HEALTHY FAMILIES: Children’s Health Insurance Program Wins Federal Approval
California got a "green light" from the federal government yesterday to go ahead with its plan to provide health insurance coverage to 600,000 children -- 100,000 in the next year and as many as 500,000 within three years, the Los Angeles Times reports (Healy, 3/25). The San Diego Union-Tribune reports that the Healthy Families program, which is scheduled to begin this summer, will cover families between 100% and 200% of the federal poverty level. Under the program, "[p]arents with children between the ages of 1 through 18 will be able to choose coverage from among the health insurance plans currently offered to state workers, including health, dental and vision care." The Union-Tribune reports that "[i]n addition to the 580,000 children estimated to be eligible for Healthy Families, more than 400,000 more children are expected to be added to the Medi-Cal rolls through the advertising and outreach plan" scheduled to inform families around the state about the new insurance options (Mendel, 3/25).
Wilson Vs. Shalala
The Sacramento Bee reports that "[f]inal approval came after state and federal officials resolved several issues, including how much to charge enrollees for doctor visits and prescription drugs" (3/25). The San Francisco Chronicle reports that federal approval comes "despite a dispute with Gov.

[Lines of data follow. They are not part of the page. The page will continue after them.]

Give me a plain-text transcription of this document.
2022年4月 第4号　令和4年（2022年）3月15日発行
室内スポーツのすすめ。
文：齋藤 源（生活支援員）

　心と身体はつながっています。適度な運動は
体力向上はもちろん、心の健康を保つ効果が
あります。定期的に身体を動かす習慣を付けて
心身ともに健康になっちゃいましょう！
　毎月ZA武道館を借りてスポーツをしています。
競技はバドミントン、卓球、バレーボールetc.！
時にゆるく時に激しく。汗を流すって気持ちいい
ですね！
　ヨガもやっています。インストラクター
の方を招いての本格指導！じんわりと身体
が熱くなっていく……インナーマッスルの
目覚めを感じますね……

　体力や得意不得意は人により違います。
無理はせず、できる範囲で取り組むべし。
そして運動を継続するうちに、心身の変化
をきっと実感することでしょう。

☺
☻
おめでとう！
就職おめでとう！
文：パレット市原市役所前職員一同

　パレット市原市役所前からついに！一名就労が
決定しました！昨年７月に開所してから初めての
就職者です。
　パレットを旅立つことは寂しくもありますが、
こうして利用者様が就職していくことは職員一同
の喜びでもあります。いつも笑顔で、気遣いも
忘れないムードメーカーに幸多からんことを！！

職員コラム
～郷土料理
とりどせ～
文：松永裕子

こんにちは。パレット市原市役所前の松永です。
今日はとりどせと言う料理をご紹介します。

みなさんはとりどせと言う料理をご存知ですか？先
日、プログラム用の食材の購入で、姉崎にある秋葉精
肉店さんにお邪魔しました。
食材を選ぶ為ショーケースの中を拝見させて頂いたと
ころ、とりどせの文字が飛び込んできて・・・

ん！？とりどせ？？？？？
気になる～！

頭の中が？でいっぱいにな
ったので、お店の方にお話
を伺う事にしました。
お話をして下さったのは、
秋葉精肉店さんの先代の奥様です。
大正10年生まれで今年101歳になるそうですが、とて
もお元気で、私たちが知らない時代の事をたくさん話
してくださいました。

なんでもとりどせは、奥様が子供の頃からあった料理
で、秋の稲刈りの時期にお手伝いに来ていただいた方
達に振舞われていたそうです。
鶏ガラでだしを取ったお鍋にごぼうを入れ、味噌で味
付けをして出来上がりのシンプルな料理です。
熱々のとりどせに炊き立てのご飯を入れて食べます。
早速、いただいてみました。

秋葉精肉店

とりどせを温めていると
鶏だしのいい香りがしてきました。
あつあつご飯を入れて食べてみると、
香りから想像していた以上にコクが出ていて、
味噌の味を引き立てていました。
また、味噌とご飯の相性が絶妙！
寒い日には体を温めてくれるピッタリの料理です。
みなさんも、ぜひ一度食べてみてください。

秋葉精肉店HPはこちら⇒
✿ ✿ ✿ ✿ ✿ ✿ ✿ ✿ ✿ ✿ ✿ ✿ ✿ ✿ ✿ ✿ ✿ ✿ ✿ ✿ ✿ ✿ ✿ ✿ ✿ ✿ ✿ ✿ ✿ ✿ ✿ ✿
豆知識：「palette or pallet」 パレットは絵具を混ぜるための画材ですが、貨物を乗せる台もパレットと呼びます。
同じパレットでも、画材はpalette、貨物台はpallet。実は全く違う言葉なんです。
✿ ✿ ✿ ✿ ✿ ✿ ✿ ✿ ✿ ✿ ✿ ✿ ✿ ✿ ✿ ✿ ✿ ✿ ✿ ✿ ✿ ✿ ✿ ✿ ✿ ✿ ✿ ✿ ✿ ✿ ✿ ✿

Pete Wilson over how to run" the program and over who will pay for immunizations for the enrollees. The Clinton administration "reaffirmed last week" that it will not cover immunizations administered through the Healthy Families program because federal law requires children to be uninsured in order to qualify for free vaccines. It also had "objections to California's proposal to offer several health care plans -- with low-income participants required to pay substantially more for the best plan." However, the Chronicle reports the administration has "signaled" that the state's low-income children "may still be able to get steeply discounted vaccines if the state channels the federal money through a separate state agency" (Russell, 3/25).
The Buck Stops Here
While the immunization funding issue remains unresolved, Shalala said of the program, "It's a good investment for everyone in California in terms of long-term health of Californians. What is better than having healthy children?" She also called the program "a very good deal for California financially" because it provides one dollar for every 50 cents California provides, while the current Medi-Cal plan is a one-for-one match. The Department of Health and Human Services' approval of the state's Children's Health Insurance Program could bring California "as much as $855 million in federal funds" for the fiscal year ending September 30. California becomes the sixth state to receive federal approval for its Kiddiecare plan, but it becomes the largest recipient by far of a share of the $24 billion allocated by last year's balanced budget plan (Los Angles Times, 3/25). "The approval of California's CHIP plan is the biggest step we have taken so far to meet President Clinton's goal of providing health insurance to children who need it," said HHS Secretary Donna Shalala (HCFA release, 3/24). The California Healthcare Association praised the administration's approval of the Healthy Families Program and said they would work with the administration and the state to implement the program (CHA release, 3/24).